Four of the original six examiners made it to the event itself. (Ironically, this meant I ended up being the only African on the Examination Committee; the other three examiners in Tunis were all from Japan.) Here we are, on-stage awaiting the presentation of the award:
JICA, an agency of the Japanese government, provides “development assistance” in developing countries across the world, almost exclusively partnering with government agencies in recipient countries; for instance, in South Africa, JICA places Japanese experts with Productivity SA and the Automotive Industry Development Centre. The Africa Kaizen Initiative was launched by JICA in 2016, gathering momentum across many African countries. 2019 is the first year for the Africa Kaizen Awards, designed to incentivize improvement activities. The top two awardees get to go to Japan in August to present at an even bigger event there.
It is those local JICA partners who put forward the companies for the award, obviously first validating the credibility of the claims made in the written award applications. Tunisia, along with Ethiopia and South Africa, had two nominees. Seven site visits (gemba walks) were available during the conference. I went to SOMEF (www.somef.tn), a manufacturer of plugs, switches, circuit breakers, etc. for use in domestic and industrial electrical installations. In each department we saw evidence of their commitment to a productive, safe, innovative and improvement-oriented management system:
There were over 190 people at the AKAC, from 17 African countries. Argentina, where JICA’s Kaizen promotion is very active, also had representatives. There were 15 from the JICA HQ in Japan, and other Japanese agencies and universities. In addition, there were 27 more Japanese delegates, mostly experts based in countries in Africa to give direct assistance to companies. The Japanese government agency, JICA, is obviously very committed to promoting Kaizen in Africa.

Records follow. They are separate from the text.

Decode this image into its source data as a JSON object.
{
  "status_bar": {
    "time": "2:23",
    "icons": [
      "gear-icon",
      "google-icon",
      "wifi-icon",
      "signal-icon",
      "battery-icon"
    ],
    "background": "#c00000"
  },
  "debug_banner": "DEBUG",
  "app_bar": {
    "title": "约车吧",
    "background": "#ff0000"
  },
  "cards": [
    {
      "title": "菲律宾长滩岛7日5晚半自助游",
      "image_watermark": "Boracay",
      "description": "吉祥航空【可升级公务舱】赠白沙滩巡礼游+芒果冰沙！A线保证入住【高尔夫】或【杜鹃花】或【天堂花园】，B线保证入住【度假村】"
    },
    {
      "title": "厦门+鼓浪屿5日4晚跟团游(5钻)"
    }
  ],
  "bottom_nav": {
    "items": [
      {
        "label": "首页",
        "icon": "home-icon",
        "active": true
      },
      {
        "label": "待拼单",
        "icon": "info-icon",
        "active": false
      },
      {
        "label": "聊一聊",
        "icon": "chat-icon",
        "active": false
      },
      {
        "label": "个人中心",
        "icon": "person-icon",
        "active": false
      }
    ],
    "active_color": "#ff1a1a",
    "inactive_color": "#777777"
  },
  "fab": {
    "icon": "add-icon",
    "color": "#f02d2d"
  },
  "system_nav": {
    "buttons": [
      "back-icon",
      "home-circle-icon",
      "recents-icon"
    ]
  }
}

The two going to Japan in August are front and extreme left: A to Z Textile Mills (Tanzania) and MAA Garment and Textiles (Ethiopia).
Participating in the examination process was in some ways like being in a time-warp: I was taken back to the basics: 5S, Visual Management, Quality Circles, Fishbone diagrams, 7 Wastes. Only one of the nine finalists failed to explicitly promote 5S (and the exception was one of the two weakest finalists; it failed to mention any of the basics!). Other basics: 8/9 on Visual Management, and 6/9 on Fishbones and PDCA. Five out of nine promoted Quality Circles.
This is not surprising. JICA has produced a Kaizen Handbook that promotes the basics. 5S is front and center in the promotion of Kaizen in Africa. See also this open access book from Palgrave (with one of my co-examiners, Professor Sonobe, as a co-editor).
“It is impossible to overestimate the importance of 5S,” he said.
“Yes, really!” I say to myself.
Norman Faull is Chairman of Lean Institute Africa.